Educational Thinkers’ Hall of Fame – More on John Dewey
September 19, 2012 3 Comments
A guest blog by Alison Iredale, Senior Lecturer at Oldham College
I am grateful for Ann’s previous post on John Dewey’s influence on learning (https://annwalkerwea.wordpress.com/2012/08/29/educational-thinkers-hall-of-fame-john-dewey/).
In this post I want to offer a personal perspective related to his work on democracy and education. Some of this post appears in an article about Routinised Practices, part of my PhD thesis.
While researching Dewey at the start of my doctoral studies about 4 years ago I came across an address by Richard Pring, the soon to be retired Director of the Oxford Department of Educational Studies, to an Escalate conference in Glasgow in 2003. He recalled being blamed by Keith Joseph for the low standards in schools, due to teachers being introduced to the works of John Dewey in his department. Having just been knocked sideways professionally by Dewey’s writing myself after 20 years in vocational training and teaching I felt vindicated by my unease with the growth of standards driven education policy and processes in college based vocational education. I wondered whether the standards that Sir Keith Joseph said were falling were long in dire need of a good push. This went against all my training as a vocational teacher hitherto, where the discourse of standards and criteria dominated my teaching and my CPD.
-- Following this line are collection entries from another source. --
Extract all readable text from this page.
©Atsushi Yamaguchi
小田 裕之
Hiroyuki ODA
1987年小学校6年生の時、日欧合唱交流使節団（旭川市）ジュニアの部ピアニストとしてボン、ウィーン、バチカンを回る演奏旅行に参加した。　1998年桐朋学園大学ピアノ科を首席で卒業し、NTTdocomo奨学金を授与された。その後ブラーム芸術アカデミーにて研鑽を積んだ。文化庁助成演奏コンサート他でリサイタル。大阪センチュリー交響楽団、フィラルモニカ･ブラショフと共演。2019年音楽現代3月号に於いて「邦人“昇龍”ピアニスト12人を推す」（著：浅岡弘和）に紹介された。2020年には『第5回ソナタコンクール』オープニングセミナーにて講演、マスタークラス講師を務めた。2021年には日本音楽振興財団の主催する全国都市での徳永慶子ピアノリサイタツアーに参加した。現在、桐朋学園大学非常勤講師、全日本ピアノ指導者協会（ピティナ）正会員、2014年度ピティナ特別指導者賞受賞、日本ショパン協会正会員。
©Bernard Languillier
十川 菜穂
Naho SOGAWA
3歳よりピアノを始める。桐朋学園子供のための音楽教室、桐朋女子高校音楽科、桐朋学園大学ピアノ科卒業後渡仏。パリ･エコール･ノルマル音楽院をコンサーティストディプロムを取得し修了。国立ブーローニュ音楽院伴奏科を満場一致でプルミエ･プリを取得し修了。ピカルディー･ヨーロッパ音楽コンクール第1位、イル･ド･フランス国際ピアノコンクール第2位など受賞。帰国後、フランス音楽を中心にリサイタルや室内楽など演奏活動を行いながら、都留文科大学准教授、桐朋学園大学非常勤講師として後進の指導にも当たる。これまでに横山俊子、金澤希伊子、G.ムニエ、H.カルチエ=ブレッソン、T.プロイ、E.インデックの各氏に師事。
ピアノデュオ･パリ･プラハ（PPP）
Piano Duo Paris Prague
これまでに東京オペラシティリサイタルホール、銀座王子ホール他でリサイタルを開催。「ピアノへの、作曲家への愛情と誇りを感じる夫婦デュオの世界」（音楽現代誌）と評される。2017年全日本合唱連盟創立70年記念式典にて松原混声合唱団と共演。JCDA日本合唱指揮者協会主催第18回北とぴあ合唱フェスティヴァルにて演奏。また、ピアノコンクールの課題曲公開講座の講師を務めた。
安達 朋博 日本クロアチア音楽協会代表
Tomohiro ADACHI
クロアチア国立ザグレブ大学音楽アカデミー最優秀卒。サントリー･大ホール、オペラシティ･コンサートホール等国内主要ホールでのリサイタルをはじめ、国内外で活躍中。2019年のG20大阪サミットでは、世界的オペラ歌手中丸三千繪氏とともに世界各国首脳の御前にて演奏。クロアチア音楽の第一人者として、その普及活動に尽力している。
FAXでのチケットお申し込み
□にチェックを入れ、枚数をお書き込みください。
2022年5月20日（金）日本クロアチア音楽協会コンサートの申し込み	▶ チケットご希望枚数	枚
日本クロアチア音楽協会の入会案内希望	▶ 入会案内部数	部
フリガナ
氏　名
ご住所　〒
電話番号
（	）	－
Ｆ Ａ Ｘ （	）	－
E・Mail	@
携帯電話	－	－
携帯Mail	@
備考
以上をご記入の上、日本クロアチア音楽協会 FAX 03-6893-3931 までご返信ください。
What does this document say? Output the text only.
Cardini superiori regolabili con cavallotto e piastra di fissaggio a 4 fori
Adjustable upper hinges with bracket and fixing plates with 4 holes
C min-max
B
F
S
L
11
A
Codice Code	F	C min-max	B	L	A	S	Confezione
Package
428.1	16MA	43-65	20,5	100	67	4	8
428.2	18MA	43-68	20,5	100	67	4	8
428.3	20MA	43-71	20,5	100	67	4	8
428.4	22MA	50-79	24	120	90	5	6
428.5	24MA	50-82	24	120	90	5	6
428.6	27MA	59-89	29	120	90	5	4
As a teacher and trainer slurping the alphabet soup of CPVE, YTS, NVQ, GNVQ and BEC in the 80’s and 90’s I failed to question the underlying inequalities of narrowly focused quasi-skills criteria, preferring the certainties of the well constructed and cross referenced NVQ portfolio ‘owned’ by the candidate and ‘signed off’ by the internal verifier. Dewey, a pragmatist just like me, revealed that education was part of the democratic ideal, an imperative, and fundamental to the growth of an individual and society. I thought that I already endeavoured to promote transformative learning by taking risks in my lessons, introducing my students to collaborative working, new technology, and experts from the ‘real world of work’. Yet I was doing this generally within a confident, safe, collaborative, democratic, and supportive environment back then. Now, as a teacher educator I observe my own developing teachers basing their pragmatism and pedagogic decisions upon adequacy, compliance and capability because of the precarious, insecure labour conditions prevalent in the lifelong learning sector.
Central to Dewey’s writing is the notion of a democratic education. Laurence Stott (1995:31) describes his philosophy thus:
“Surely Dewey was right that humankind is implicated in an organic-material world open to intelligent and creative scientific research.
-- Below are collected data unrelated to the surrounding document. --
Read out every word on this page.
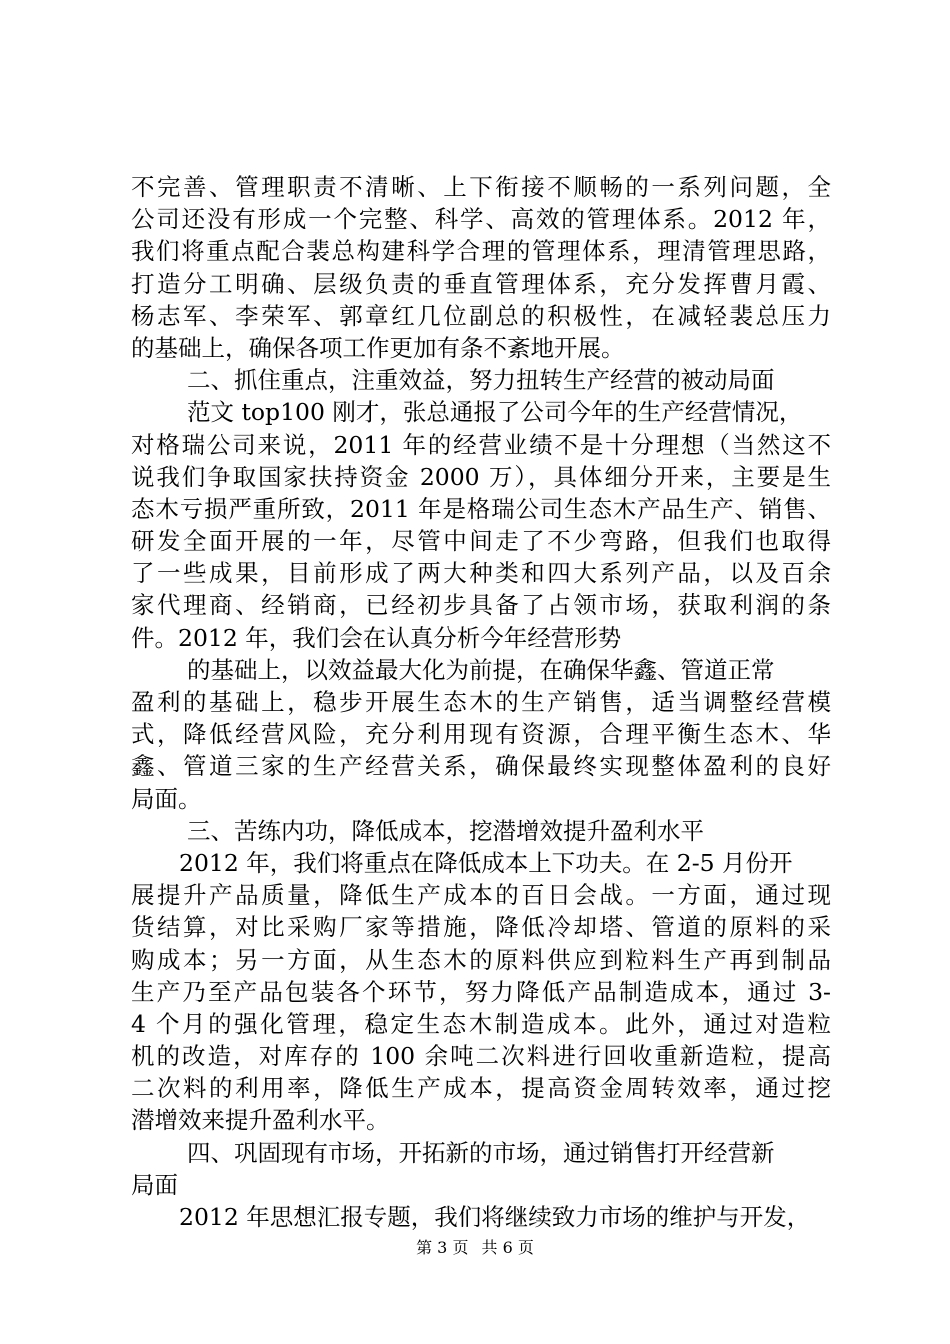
不完善、管理职责不清晰、上下衔接不顺畅的一系列问题，全
公司还没有形成一个完整、科学、高效的管理体系。2012 年，
我们将重点配合裴总构建科学合理的管理体系，理清管理思路，
打造分工明确、层级负责的垂直管理体系，充分发挥曹月霞、
杨志军、李荣军、郭章红几位副总的积极性，在减轻裴总压力
的基础上，确保各项工作更加有条不紊地开展。
二、抓住重点，注重效益，努力扭转生产经营的被动局面
范文 top100 刚才，张总通报了公司今年的生产经营情况，
对格瑞公司来说，2011 年的经营业绩不是十分理想（当然这不
说我们争取国家扶持资金 2000 万），具体细分开来，主要是生
态木亏损严重所致，2011 年是格瑞公司生态木产品生产、销售、
研发全面开展的一年，尽管中间走了不少弯路，但我们也取得
了一些成果，目前形成了两大种类和四大系列产品，以及百余
家代理商、经销商，已经初步具备了占领市场，获取利润的条
件。2012 年，我们会在认真分析今年经营形势
的基础上，以效益最大化为前提，在确保华鑫、管道正常
盈利的基础上，稳步开展生态木的生产销售，适当调整经营模
式，降低经营风险，充分利用现有资源，合理平衡生态木、华
鑫、管道三家的生产经营关系，确保最终实现整体盈利的良好
局面。
三、苦练内功，降低成本，挖潜增效提升盈利水平
2012 年，我们将重点在降低成本上下功夫。在 2-5 月份开
展提升产品质量，降低生产成本的百日会战。一方面，通过现
货结算，对比采购厂家等措施，降低冷却塔、管道的原料的采
购成本；另一方面，从生态木的原料供应到粒料生产再到制品
生产乃至产品包装各个环节，努力降低产品制造成本，通过 3-
4 个月的强化管理，稳定生态木制造成本。此外，通过对造粒
机的改造，对库存的 100 余吨二次料进行回收重新造粒，提高
二次料的利用率，降低生产成本，提高资金周转效率，通过挖
潜增效来提升盈利水平。
四、巩固现有市场，开拓新的市场，通过销售打开经营新
局面
2012 年思想汇报专题，我们将继续致力市场的维护与开发，
第 3 页 共 6 页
I like the word ‘implicated’ in this quotation, particularly as it suggests that I must take responsibility for my contribution to the inculcation of new teachers in the lifelong learning sector.
Dewey has been both castigated and revered, often in the same breath, by those wishing to influence educational values at a political and philosophical level. A pivotal notion surrounds his argument for growth as an end in itself, rather than growth towards a pre-determined end. Human beings recreate beliefs, ideals, hopes, happiness, misery, and practices and when individuals in a social group eventually pass away, through education the social group continues (Dewey 1916:6). This suggests to me an emphasis on education as an imperative.
Education, defined by Dewey as transmission through communication, not only ensures continuity of existence, but existence itself. He argued strongly for experience to be favoured over instruction, in that whereas all genuine education derives from experience, not all experience is positive in the sense of being able to take an individual forward educationally. He was particularly interested in the nature of reflection, and the non-linear process of learning. Indeed for Dewey, reflection is about problem solving -the embodiment of learning as a holistic activity, taking into account the accumulated experiences of both parties.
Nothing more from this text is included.